I had a job come up a while back that required me to make a 5' circle and I had little time to accomplish it. I had one of those 'late night' brainstorms that let it all happen. I have a Bosch plunge router, it normally takes a fence that has 2 rods that fit though the base. I found a 4' piece of threaded rod that just slipped though one of the fence holes, 4 nuts and 2 lockwashers to fit, plus some misc washers etc. I drilled a hole big enough to handle a screw through it. I slipped a pair of nuts onto the rod plus a lockwasher then put it through the base of the router. screwed the rod (with washers below) to the center of the piece, put it through router base, another lock washer and 2 nuts. Once adjusted, I used a spiral carbide bit and did it in little cuts and I was able to do the job.


----------



## mikehillclimber (Feb 8, 2005)

I see all of these good recommendations of circle cutting jigs for portable routers, but, can anyone recommend jigs for router tables?

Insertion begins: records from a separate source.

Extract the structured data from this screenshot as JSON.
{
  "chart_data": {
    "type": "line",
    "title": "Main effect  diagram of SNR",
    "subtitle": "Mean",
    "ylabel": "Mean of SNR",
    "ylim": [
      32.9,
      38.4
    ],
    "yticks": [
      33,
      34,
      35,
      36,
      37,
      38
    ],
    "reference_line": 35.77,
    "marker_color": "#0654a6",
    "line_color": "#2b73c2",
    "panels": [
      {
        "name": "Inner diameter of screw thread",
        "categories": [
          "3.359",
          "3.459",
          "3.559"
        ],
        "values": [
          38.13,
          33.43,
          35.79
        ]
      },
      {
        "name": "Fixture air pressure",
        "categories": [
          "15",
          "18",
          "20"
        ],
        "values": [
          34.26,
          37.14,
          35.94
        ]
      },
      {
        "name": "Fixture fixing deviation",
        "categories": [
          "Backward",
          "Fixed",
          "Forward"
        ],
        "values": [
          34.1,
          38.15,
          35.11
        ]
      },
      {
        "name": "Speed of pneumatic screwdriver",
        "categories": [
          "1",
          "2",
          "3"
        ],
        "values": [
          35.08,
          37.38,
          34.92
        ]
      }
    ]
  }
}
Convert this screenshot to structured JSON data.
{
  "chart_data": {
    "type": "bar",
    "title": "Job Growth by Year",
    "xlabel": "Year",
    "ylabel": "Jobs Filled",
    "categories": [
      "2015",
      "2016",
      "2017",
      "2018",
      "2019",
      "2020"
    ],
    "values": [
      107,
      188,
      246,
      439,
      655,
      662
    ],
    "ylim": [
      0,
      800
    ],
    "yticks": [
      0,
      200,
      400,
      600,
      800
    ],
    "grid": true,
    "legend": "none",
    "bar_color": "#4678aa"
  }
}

I need to make a number of uniformly-sized wheels that have been roughly sized (witha circle cutting jig) on a bandsaw and thought a similar setup would apply to a router table. Would need to know which direction the blank should rotate; location of where the bit should be cutting into the blank; angle of the jig relative to the bit.


----------



## rprice54 (Jan 1, 2006)

If you need to make a bunch of the same size, you could make a template out if thin 1/4" material- using any of the jigs listed above (mine is a simple piece of scrap 1/2" thick plywood 6"x24" with a carriage bolt in one end and the router mounted to the other- The carriage bolt goes through the middle of the circle and I adjust the diameter by moving the carriage bolt closer or father away from the router).

once you have your template, rough cut all your circles with band/jig saw keeping 1/16 to 1/8 wide of the desired circle, mount the template to it with double sided tape (you need less than you think- very sticky stuff) and use a flush trim bearing guided bit and you'll have identical, perfect circles every time without having to drill a hole in the middle. 

It's a bit of a process, but if you need a bunch, once the template is set it's smooth sailing... plus it's nice not putting a hole in the middle...


----------



## Davidakky (Apr 6, 2009)

Norm Abram at The New Yankee Workshop builds a fantastic fully adjustable circle cutting jig for both router and band saw!!


----------



## ldykeman (Mar 14, 2009)

One other hint that I don't think anyone has mentioned yet. Now that you have your circle jig, make the first shallow pass to define the circle. Then use a hand-held jig saw to cut the waste off. Follow the groove you just made, making the cut just outside of the inner edge of the groove. Then make subsequent passes with the router to clean up the edge. This way you get rid of the rough waste before cleaning up the cut. If you already knew this, please ignore that man behind the curtain!
Larry


----------